Collision rates were calculated as follows: $$\begin{array}{}\text{12}& {\displaystyle }{K}_{i,j}={\left({\displaystyle \frac{\mathrm{3}}{\mathrm{4}\mathit{\pi }}}\right)}^{\frac{\mathrm{1}}{\mathrm{6}}}{\left({\displaystyle \frac{\mathrm{6}{k}_{B}T}{m_i}}+{\displaystyle \frac{\mathrm{6}{k}_{B}T}{m_j}}\right)}^{\frac{\mathrm{1}}{\mathrm{2}}}{\left(V_i^{\frac{\mathrm{1}}{\mathrm{3}}}+V_j^{\frac{\mathrm{1}}{\mathrm{3}}}\right)}^{\mathrm{2}}{E}_{i,j},\text{13}& {\displaystyle }{P}_{j,k}={\displaystyle \frac{V_{i+\mathrm{1}}-V_j-V_k}{V_{i+\mathrm{1}}-V_i}},\end{array}$$ where $V_i\mathit{<}{V}_j+V_k\mathit{<}{V}_{i+\mathrm{1}}$.

$E_{i,j}$ is the collision enhancement factor due to the van der Waals force, which can be linked to the Hamaker constant ($H_A=\mathrm{6.4}\times {\mathrm{10}}^{-\mathrm{20}}J$), as described by Chan and Mozurkewich (2001). $$\begin{array}{}\text{14}& {\displaystyle }\begin{array}{rl}{E}_{i,j}& =\mathrm{1}+{\displaystyle \frac{\sqrt{A^{\prime }/\mathrm{3}}}{\mathrm{1}+\mathrm{0.0151}\sqrt{A^{\prime }}}}-\mathrm{0.186}\ln \left(\mathrm{1}+A^{\prime }\right)\\ & -\mathrm{0.0163}{\ln }^{\mathrm{3}}(\mathrm{1}+A^{\prime }),\end{array}\text{15}& {\displaystyle }A{}^{\prime }={\displaystyle \frac{\mathrm{4}{H}_A{d}_{p_i}{d}_{p_j}}{kT\left(d_{p_i}+d_{p_j}\right)}},\end{array}$$ where $d_{p_i}$ and $d_{p_j}$ are the diameters of the colliding particles. A density of 1.7 g cm${}^{-\mathrm{3}}$ was used for (NH${}_{\mathrm{4}}$)${}_{\mathrm{2}}$SO${}_{\mathrm{4}}$ in the calculations.

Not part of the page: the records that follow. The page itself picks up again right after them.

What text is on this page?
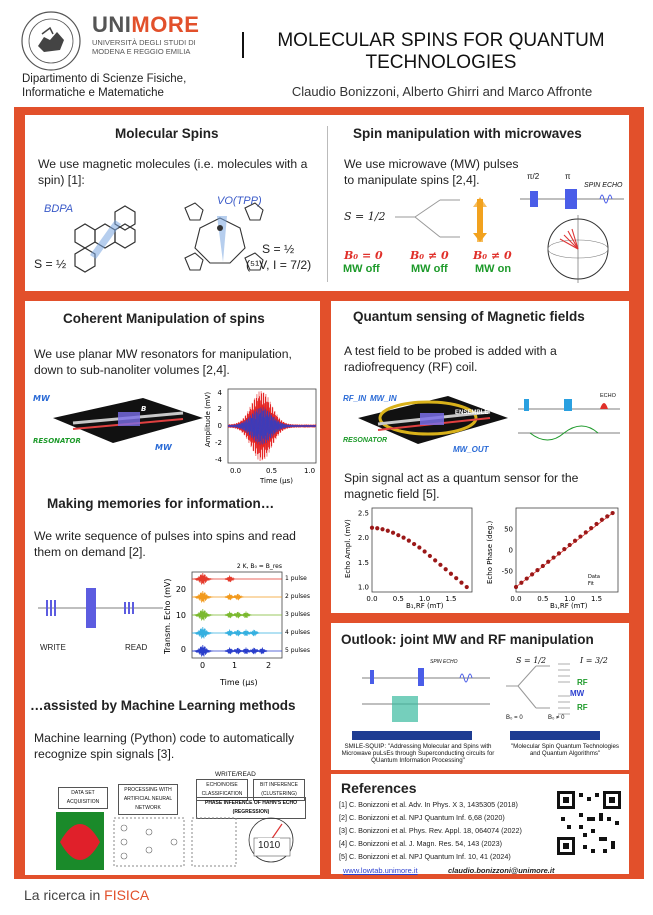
UNIMORE
UNIVERSITÀ DEGLI STUDI DI
MODENA E REGGIO EMILIA
Dipartimento di Scienze Fisiche,
Informatiche e Matematiche
MOLECULAR SPINS FOR QUANTUM
TECHNOLOGIES
Claudio Bonizzoni, Alberto Ghirri and Marco Affronte
Molecular Spins
We use magnetic molecules (i.e. molecules with a spin) [1]:
BDPA
VO(TPP)
S = ½
S = ½
(⁵¹V, I = 7/2)
Spin manipulation with microwaves
We use microwave (MW) pulses to manipulate spins [2,4].
S = 1/2
B₀ = 0 B₀ ≠ 0 B₀ ≠ 0
MW off	MW off MW on
π/2	π
SPIN ECHO
Coherent Manipulation of spins
We use planar MW resonators for manipulation, down to sub-nanoliter volumes [2,4].
MW
B
RESONATOR
MW
4
2
0
-2
-4
0.0	0.5	1.0
Time (μs)
Amplitude (mV)
Making memories for information…
We write sequence of pulses into spins and read them on demand [2].
WRITE	READ
2 K, B₀ = B_res
20
10
0
0	1	2
Time (μs)
Transm. Echo (mV)	1 pulse
2 pulses
3 pulses
4 pulses
5 pulses
…assisted by Machine Learning methods
Machine learning (Python) code to automatically recognize spin signals [3].
WRITE/READ
DATA SET ACQUISITION
PROCESSING WITH ARTIFICIAL NEURAL NETWORK
ECHO/NOISE CLASSIFICATION
BIT INFERENCE (CLUSTERING)
PHASE INFERENCE OF HAHN'S ECHO (REGRESSION)
1010
Quantum sensing of Magnetic fields
A test field to be probed is added with a radiofrequency (RF) coil.
RF_IN MW_IN
RESONATOR
MW_OUT
ENSEMBLE
ECHO
Spin signal act as a quantum sensor for the magnetic field [5].
2.5
2.0
1.5
1.0
0.0 0.5 1.0 1.5
Echo Ampl. (mV)
B₁,RF (mT)
50
0
-50
0.0 0.5 1.0 1.5
Echo Phase (deg.)
B₁,RF (mT)
Data
Fit
Outlook: joint MW and RF manipulation
SPIN ECHO	S = 1/2	I = 3/2
RF
MW
RF
B₀ = 0	B₀ ≠ 0
SMILE-SQUIP: "Addressing Molecular and Spins with Microwave puLsEs through Superconducting circuits for QUantum Information Processing"
"Molecular Spin Quantum Technologies and Quantum Algorithms"
References
[1] C. Bonizzoni et al. Adv. In Phys. X 3, 1435305 (2018)
[2] C. Bonizzoni et al. NPJ Quantum Inf. 6,68 (2020)
[3] C. Bonizzoni et al. Phys. Rev. Appl. 18, 064074 (2022)
[4] C. Bonizzoni et al. J. Magn. Res. 54, 143 (2023)
[5] C. Bonizzoni et al. NPJ Quantum Inf. 10, 41 (2024)
www.lowtab.unimore.it	claudio.bonizzoni@unimore.it
La ricerca in FISICA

Evaporation of clusters containing less than five sulfuric acid molecules was taken into consideration using Gibbs free energies reported by Kürten (2019) (Table 1 in corrigendum) based on previously published CLOUD results for ammonia–sulfuric-acid nucleation. For simplification, only evaporation of one ammonia (${\mathit{\gamma }}_{B,AB}$) or one sulfuric acid (${\mathit{\gamma }}_{A,AB}$) molecule was taken into consideration. All evaporation rates were set to zero to calculate nucleation at the kinetic limit. Clusters with five and more sulfuric acid molecules were considered to have an equal number of acids and bases.

Wall loss was calculated as 16$$k_{\mathrm{wall}}=C\sqrt{D},$$ where $C$ is a chamber-specific constant and depends on chamber dimensions and air mixing (fan speed). $C=\mathrm{0.77}$ cm${}^{-\mathrm{1}}$ s${}^{-\mathrm{0.5}}$ was used in this study based on a measured sulfuric acid wall loss rate of 0.002 s${}^{-\mathrm{1}}$. $D$ is the diffusion constant calculated as 17$$D={\displaystyle \frac{kT{C}_{\mathrm{c}}}{\mathrm{3}\mathit{\pi }\mathit{\eta }{d}_p}},$$ where $k$, $T$, $C_{\mathrm{c}}$, $\mathit{\eta }$ and $d_p$ are the Boltzmann constant, temperature, Cunningham slip correction factor, gas viscosity and particle diameter, respectively. 18$$C_{\mathrm{c}}=\mathrm{1}+\mathrm{Kn}\cdot \left(\mathrm{1.142}+\mathrm{0.558}\cdot \exp (-\mathrm{0.999}/\mathrm{Kn})\right)$$

When discussing the effects of condensation sink, condensation sinks were considered as being composed of varying concentrations of particles with a diameter of 100 nm.